There is a pain between my shoulder blades that is nagging. It has been a week. I lower myself to the ground so my upper back can find something firm to rest upon. My kaapi is by the side. I snack on cheese curls as I scroll through my feed. Hasan Minhaj’s video has been making its rounds. I have it bookmarked in random places. I finally click on the Instagram feed shared by @browngirlsmag and start watching. I swallow hard when the video starts with Derek Chauvin murdering George Floyd.
I have no idea when Ammu sits behind me. When the video ends, I am blinking back tears. I also hear the sound of Ammu swallowing hard. Without a word, she climbs into my lap. We rock back and forth.
“Who will be our Dr. King Jr mommy?”
The question hangs in the air. I do not have the answers. We rehash the conversation about race, police brutality, biases, and privilege another time. Pattu is now part of the circle. Pattu seems to take it in stride. Ammu has tears in her eyes, her voice trembles as she speaks. The injustice of it all hits her in spurts. I cradle my sweet sensitive child and hold her close.
I try to lighten the conversation. We talk about school and bullying. The conversation meanders to food and clothes and how people have opinions on everything. Suddenly everything feels like an opportunity to discuss privilege or the lack thereof.
We head out in the evening sun. A breeze is blowing, taking the harsh edge off the setting sun. We are still talking about Mr. Floyd, his death, and the movement it has spawned. I talk about how there are local protests. I tell them about people we know who are marching, masks, and water bottles in hand.

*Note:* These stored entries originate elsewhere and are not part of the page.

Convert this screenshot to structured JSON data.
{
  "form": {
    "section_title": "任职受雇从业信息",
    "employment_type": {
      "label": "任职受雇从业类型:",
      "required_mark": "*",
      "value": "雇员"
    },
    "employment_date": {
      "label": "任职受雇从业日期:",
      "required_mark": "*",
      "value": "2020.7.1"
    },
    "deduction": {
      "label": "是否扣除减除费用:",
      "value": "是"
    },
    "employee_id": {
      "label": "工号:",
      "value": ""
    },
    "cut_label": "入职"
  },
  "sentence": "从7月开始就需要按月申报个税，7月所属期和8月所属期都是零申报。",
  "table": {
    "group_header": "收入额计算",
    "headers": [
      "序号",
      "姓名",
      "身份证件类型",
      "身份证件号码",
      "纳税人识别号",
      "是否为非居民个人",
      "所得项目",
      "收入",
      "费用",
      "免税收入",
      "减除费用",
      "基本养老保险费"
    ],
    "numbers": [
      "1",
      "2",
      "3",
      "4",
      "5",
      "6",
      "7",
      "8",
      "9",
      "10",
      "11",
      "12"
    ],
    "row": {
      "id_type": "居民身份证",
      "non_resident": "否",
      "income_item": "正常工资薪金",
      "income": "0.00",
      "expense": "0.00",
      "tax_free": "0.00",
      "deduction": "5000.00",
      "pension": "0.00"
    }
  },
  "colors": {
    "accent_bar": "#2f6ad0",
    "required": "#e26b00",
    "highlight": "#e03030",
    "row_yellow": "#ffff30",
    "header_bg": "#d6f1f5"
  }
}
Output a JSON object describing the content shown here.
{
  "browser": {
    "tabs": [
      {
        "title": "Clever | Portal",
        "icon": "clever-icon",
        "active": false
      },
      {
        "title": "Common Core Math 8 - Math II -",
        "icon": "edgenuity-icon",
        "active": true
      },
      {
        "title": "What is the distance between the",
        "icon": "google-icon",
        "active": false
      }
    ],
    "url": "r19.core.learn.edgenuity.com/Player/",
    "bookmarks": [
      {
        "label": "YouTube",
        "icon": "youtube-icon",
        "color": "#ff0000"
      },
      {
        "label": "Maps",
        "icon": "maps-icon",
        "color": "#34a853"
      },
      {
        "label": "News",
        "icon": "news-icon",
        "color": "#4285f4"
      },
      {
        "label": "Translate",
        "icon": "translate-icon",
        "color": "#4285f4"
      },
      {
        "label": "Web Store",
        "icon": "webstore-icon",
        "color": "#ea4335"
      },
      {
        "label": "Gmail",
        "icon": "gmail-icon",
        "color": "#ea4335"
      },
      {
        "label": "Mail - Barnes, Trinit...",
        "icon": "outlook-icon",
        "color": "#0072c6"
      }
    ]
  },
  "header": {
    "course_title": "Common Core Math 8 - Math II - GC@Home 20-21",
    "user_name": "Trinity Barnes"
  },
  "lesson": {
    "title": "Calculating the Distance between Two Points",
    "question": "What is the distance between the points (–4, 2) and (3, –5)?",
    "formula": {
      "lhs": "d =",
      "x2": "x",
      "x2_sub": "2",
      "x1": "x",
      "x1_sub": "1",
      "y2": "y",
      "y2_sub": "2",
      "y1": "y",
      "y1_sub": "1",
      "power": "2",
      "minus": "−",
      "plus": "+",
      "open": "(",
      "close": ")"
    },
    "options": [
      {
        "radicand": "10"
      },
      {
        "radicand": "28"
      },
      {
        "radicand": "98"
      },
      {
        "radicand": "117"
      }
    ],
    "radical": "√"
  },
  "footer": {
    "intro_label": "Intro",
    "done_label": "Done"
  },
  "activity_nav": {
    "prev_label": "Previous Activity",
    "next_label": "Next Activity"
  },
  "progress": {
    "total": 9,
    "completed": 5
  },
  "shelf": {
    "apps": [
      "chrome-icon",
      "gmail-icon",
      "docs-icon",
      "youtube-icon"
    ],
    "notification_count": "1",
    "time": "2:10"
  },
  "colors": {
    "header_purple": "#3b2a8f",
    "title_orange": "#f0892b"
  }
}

“How will this end mommy?”
“What can we do?”
The questions seem impossible to answer. I start with the things I know. I talk to them about the fundamental right to vote, the hard-fought fight for women to vote. I talk to them about how our government is in steps. We elect local people who work for us. I tell them about how each person working as a collective can change the direction of the country. Change is possible I conclude but it takes a whole lot of us to effect change.
“Can we start a YouTube channel and talk about these things?”
I am amazed that they are thinking solutions even if I shoot down this particular one. Someday, you will have a voice and you can use it. For now, I tell them, listen, read, absorb, and understand.
They need hope. I need hope. We need hope.
Earlier in the morning, I listened to this young woman speak to the educators in this country. I listened in awe as she spoke calmly, clearly, and peppered her open letter with personal anecdotes.
I have no idea what our personal contribution to this moment in our lives will look like. Unlike the morning though, I feel hopeful.